Tokyo’s export curbs to negatively impact global economy due to correlated trade structure

Japan’s trade surplus in value-added goods and services (TiVA) with South Korea took a downturn during the 2005-2015 period, reflecting the diversifying structure of logistics and trade, statistics showed Sunday.

In light of the interconnection of the global value chain, the country’s recent curbs on hi-tech exports to Korea are likely to affect not only the two countries but also the regional and global economy in general, Seoul’s government officials noted.


According to the Organization of Economic Cooperation and Development, Japan logged $135.2 billion in aggregated TiVA from 2005 to 2015. Its total trade surplus during the same period stood at $303.2 billion.

TiVA, in international trade is equivalent to operating profits of corporate business transactions, figuring out the value added by each country in the production and distribution process.

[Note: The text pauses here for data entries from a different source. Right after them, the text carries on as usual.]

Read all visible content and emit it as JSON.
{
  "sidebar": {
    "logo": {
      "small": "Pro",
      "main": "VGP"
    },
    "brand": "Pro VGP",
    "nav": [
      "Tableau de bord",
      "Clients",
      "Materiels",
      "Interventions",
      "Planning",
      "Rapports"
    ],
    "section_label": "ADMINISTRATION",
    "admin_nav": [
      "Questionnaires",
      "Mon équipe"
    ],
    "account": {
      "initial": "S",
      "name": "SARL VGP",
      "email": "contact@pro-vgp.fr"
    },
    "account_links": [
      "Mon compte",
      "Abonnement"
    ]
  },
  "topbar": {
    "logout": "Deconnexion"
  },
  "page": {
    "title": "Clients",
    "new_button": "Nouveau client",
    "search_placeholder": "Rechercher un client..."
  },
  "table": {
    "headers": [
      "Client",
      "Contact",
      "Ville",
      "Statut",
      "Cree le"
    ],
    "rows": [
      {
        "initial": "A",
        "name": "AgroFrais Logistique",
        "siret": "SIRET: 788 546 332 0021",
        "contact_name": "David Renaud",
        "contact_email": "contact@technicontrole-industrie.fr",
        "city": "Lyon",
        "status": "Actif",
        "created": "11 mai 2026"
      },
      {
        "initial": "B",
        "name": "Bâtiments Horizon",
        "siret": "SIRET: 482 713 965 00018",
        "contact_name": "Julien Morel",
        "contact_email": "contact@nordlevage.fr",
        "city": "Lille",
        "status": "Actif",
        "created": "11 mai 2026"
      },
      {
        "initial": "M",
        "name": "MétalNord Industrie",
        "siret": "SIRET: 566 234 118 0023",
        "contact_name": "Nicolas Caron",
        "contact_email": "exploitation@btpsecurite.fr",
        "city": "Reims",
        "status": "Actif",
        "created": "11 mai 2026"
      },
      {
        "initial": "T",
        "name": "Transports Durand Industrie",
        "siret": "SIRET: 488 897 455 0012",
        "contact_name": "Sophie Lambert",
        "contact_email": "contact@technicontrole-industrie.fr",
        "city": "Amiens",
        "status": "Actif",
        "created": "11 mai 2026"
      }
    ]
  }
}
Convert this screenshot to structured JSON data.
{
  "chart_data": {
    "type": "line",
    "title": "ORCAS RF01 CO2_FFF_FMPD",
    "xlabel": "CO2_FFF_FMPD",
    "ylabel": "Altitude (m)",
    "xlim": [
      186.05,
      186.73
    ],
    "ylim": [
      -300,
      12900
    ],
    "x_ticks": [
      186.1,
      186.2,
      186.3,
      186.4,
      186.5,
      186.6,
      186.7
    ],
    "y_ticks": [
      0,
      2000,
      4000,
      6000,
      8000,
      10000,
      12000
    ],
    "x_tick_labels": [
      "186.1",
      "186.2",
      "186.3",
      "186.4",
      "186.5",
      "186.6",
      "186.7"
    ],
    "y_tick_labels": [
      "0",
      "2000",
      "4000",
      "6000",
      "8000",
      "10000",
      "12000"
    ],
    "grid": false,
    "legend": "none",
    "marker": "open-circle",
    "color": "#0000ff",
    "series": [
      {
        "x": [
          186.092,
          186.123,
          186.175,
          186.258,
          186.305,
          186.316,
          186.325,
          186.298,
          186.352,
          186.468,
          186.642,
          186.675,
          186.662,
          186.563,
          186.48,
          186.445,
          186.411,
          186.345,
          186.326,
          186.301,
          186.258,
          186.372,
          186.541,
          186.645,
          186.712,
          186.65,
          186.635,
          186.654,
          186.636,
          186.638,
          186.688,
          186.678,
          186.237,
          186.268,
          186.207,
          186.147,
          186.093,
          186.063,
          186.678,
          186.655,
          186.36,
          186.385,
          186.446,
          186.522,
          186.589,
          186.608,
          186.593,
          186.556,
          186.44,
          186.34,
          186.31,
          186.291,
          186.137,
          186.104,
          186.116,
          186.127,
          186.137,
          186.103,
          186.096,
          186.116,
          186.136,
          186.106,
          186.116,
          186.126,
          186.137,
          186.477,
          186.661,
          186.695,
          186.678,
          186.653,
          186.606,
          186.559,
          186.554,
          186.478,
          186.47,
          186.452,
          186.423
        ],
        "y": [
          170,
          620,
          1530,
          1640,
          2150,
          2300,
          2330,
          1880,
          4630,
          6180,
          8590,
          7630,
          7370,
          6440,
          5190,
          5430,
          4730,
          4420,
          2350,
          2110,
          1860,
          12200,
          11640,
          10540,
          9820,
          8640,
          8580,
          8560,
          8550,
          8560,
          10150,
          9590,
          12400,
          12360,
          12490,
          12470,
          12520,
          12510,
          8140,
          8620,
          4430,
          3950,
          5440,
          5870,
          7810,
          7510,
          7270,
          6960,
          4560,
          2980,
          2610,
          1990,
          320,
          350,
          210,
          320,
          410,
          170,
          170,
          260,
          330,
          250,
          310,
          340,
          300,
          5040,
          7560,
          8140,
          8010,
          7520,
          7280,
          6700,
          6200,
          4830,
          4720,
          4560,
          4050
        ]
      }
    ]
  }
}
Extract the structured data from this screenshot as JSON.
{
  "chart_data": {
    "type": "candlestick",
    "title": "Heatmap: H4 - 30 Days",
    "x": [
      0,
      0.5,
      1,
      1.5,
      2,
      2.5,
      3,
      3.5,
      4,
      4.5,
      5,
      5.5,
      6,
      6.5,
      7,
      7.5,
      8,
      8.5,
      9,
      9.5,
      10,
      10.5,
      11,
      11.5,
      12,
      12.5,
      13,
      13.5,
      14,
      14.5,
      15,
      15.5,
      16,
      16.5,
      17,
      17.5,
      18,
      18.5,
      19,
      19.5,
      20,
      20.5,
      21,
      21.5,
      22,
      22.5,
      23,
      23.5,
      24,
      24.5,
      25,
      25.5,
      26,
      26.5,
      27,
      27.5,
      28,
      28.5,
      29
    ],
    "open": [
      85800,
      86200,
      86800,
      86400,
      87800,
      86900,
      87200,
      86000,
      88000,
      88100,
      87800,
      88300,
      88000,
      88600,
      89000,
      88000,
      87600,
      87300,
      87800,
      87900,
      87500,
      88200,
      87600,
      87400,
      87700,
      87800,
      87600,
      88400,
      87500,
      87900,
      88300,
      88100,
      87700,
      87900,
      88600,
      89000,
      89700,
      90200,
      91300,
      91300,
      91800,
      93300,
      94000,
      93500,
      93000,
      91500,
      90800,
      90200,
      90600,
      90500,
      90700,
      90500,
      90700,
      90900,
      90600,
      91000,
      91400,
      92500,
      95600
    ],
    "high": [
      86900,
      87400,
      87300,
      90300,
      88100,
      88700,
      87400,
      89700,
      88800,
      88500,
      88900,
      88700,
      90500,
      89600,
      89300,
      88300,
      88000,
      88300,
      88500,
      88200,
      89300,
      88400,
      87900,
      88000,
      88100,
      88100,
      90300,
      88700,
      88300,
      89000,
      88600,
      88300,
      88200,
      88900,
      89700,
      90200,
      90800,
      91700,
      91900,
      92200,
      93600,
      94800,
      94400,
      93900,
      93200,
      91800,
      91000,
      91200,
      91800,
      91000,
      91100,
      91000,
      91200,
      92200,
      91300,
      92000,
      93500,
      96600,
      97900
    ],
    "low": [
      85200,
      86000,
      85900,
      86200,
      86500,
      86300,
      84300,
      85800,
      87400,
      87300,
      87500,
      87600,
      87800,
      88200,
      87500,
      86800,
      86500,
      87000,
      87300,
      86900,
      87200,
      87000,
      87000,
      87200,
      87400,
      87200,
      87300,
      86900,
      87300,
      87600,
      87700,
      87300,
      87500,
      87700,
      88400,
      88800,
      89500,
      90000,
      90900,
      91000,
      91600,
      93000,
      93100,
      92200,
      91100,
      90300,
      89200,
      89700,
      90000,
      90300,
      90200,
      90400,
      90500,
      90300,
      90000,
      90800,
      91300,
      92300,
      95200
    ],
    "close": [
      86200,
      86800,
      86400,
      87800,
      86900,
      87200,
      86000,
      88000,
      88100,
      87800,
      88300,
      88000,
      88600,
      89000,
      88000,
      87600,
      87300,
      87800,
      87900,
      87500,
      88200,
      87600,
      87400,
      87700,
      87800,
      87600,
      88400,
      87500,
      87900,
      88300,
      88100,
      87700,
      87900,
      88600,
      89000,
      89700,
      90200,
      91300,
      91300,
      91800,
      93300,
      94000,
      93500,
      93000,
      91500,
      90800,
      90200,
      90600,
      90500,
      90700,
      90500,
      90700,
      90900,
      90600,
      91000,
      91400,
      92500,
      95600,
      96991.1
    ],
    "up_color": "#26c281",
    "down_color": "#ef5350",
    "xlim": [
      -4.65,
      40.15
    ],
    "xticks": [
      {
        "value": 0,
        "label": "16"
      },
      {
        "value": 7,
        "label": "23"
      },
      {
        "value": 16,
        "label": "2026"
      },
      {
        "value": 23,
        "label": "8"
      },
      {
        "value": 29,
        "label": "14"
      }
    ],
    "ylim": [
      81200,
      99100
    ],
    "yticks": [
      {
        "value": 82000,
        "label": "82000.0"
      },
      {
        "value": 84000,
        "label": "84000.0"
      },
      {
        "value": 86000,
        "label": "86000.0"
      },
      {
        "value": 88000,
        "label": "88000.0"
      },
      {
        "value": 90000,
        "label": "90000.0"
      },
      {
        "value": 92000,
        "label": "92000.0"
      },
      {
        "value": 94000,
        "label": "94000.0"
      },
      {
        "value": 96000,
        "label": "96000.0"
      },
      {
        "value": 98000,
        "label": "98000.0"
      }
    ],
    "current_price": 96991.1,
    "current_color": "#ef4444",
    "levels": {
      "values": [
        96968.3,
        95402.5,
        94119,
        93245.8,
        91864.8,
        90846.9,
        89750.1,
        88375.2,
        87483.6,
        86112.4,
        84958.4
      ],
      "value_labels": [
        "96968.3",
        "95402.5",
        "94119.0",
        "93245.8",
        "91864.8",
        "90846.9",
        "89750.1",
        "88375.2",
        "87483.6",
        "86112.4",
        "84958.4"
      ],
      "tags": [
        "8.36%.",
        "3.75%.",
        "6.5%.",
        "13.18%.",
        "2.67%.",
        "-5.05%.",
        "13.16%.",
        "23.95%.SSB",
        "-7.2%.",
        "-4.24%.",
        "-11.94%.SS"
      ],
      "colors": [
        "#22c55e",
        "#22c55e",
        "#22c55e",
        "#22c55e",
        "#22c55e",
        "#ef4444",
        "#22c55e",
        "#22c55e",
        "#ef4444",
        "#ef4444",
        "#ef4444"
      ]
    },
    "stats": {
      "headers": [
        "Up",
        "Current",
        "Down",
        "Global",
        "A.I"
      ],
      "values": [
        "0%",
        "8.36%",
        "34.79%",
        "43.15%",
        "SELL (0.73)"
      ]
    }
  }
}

The OECD indicator was developed to address the dilemma that conventional measures of international trade can no longer precisely reflect the flow of goods and services in the complex global production chains.

For instance, when a Korean customer purchases a Japanese television for 1 million won ($848), the OECD would exclude the display panel price when assessing Japan’s TiVA in the given deal.

With an increasing number of countries participating in the global value chain, Japan’s TiVA surplus with Korea has been declining over recent years, data showed.

Tokyo’s TiVA with Seoul dipped from $14 billion in 2005 to $3.9 billion in 2015, down 72 percent during the ten years. Its total trade surplus decreased 58 percent during the same period, from $27.3 billion to $15.7 billion.

Seoul’s Ministry of Economy and Finance noted that given the multilateral, globalized trade structure of today, the impact of Japan’s disputed export curbs will spread beyond the East Asian region.

“The recent growth of the global economy was partly due to the closely interrelated global value chains,” said a ministry official.

“Japan’s latest actions including the export curbs would result in the severance of such value chains and consequently deliver negative impacts on the global economy.”